Soldiers are engaged in defending their positions over the frontline, although in May 1994 an official ceasefire was also signed by Armenia. The ceasefire is regularly broken with casualties on both sides.
The conflict started in 1988 and escalated into full-scale war when the Soviet Union collapsed in 1991. Armenians went to war with Azerbaijan, with backing from Armenia. The conflict left 65,000 ethnic Armenians and 40,000 ethnic Azeris displaced.
Clashes between the Azerbaijani and ethnic Armenian forces over the breakaway enclave of Nagorno-Karabakh last year were the worst violence the region has seen since the ethnic war over the territory ended in 1994. Azerbaijan boasted of “destroying” 170 opposing troops, while sources from the Armenian Karabakhi forces estimated they had killed 300 Azeri soldiers.
In the village of Talish, Azeri forces entered the houses killing four old-men and they brutally cut off their ears.
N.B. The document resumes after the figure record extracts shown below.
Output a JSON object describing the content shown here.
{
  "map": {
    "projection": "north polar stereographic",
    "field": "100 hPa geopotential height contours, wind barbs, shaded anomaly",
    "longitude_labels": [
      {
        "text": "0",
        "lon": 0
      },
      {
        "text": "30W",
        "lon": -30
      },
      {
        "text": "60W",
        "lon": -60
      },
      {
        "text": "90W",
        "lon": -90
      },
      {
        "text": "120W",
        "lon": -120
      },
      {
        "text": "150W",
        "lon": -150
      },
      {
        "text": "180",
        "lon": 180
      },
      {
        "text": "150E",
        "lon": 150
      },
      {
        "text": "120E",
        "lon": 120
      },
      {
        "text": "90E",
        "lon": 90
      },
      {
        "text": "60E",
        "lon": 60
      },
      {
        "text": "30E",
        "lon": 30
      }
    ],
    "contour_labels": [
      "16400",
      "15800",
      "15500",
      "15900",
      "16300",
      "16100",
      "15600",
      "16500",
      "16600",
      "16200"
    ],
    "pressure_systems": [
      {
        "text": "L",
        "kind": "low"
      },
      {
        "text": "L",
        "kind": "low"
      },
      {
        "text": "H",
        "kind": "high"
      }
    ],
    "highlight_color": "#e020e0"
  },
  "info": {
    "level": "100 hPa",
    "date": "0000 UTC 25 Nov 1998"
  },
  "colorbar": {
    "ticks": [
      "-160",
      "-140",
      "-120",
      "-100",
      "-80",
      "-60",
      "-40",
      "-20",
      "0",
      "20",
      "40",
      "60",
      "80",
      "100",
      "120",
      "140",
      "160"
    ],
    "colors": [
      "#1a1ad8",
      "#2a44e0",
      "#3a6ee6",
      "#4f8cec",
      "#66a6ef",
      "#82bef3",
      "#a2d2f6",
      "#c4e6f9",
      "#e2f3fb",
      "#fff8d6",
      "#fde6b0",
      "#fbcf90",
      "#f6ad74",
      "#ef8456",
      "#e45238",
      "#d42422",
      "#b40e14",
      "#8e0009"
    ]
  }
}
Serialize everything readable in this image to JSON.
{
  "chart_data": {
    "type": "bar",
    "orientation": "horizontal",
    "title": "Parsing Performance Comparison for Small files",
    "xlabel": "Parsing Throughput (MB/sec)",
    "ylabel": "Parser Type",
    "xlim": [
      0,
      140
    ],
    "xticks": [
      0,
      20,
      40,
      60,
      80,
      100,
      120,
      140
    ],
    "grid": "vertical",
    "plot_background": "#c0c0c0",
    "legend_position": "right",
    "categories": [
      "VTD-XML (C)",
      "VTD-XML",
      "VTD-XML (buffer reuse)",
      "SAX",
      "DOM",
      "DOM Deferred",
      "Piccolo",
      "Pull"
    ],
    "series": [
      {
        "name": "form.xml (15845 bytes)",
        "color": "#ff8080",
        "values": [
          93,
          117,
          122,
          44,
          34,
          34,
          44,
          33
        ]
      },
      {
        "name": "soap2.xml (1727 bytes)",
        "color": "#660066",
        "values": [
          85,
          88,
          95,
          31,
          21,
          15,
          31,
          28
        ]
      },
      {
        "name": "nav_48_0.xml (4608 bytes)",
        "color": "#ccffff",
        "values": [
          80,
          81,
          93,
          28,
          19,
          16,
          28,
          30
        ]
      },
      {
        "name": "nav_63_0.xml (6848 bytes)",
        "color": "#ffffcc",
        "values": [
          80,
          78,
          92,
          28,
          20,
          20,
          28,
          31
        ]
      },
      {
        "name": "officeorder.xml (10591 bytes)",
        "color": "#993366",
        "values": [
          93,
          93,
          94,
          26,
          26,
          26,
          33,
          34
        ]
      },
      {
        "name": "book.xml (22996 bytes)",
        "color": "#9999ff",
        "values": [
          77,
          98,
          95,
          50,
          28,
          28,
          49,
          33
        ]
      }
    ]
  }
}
Traces of those raids are still visible walking through bombed-out houses, shops and a destroyed school. Locals were transferred to near villages, where they found relatives.
The border territory is now full of military camps and bases. In the capital Stepanakert a military academy substituted the traditional high-school.
Between the ages of 13-18 the young Artsakh citizens are forced to become soldiers, they wear uniforms and train in a military academy. Their everyday life is stuck in a military limbo, caused by a war that’s seen as normal and necessary.
Disassembling and reassembling a Kalashnikov rifle is a skill that is taught in schools from age 13. On the front line, young soldiers take care of their enemy’s actions. In the military academy, they learn maths, history and English, after physical exercises and marches.
Young men in Karabakh are required to serve two years of military service.
Conscripts serving at the frontline post, a bleak collection of trenches, observation hut, one-room office and one-room living quarters, asserted that they came from Nagorno-Karabakh, adding that they were there “to serve the homeland.”
In 2015 in Nagorno-Karabakh, women were accepted and joined the military high school in Stepanakert for the first time.
From schools to sports fields, from military academies to art institutions, the youth of Karabakh dream of a different future, aware that their generation will build the foundation for international recognition.
The younger generation, having grown up amid relative stability awoke to the fear of losing loved ones, homes and lifestyle. The clashes strengthened solidarity within Nagorno-Karabakh society and reinforced calls to end the conflict by any means necessary, including war and advancing deeper into Azerbaijan’s territory.
More than 60 per cent of Nagorno-Karabakh respondents expressed “disillusionment with the future of the country”, and more than 70 per cent voiced readiness to emigrate.
During the escalation, the de facto authorities called up the vast majority of Nagorno-Karabakh’s male population, most of whom remained in the trenches for at least the next two months.
Nagorno-Karabagh lived for twenty five years in an in-between, neither in war nor in peace, between independence and nonrecognition. That forgotten war seems to be still not finished today.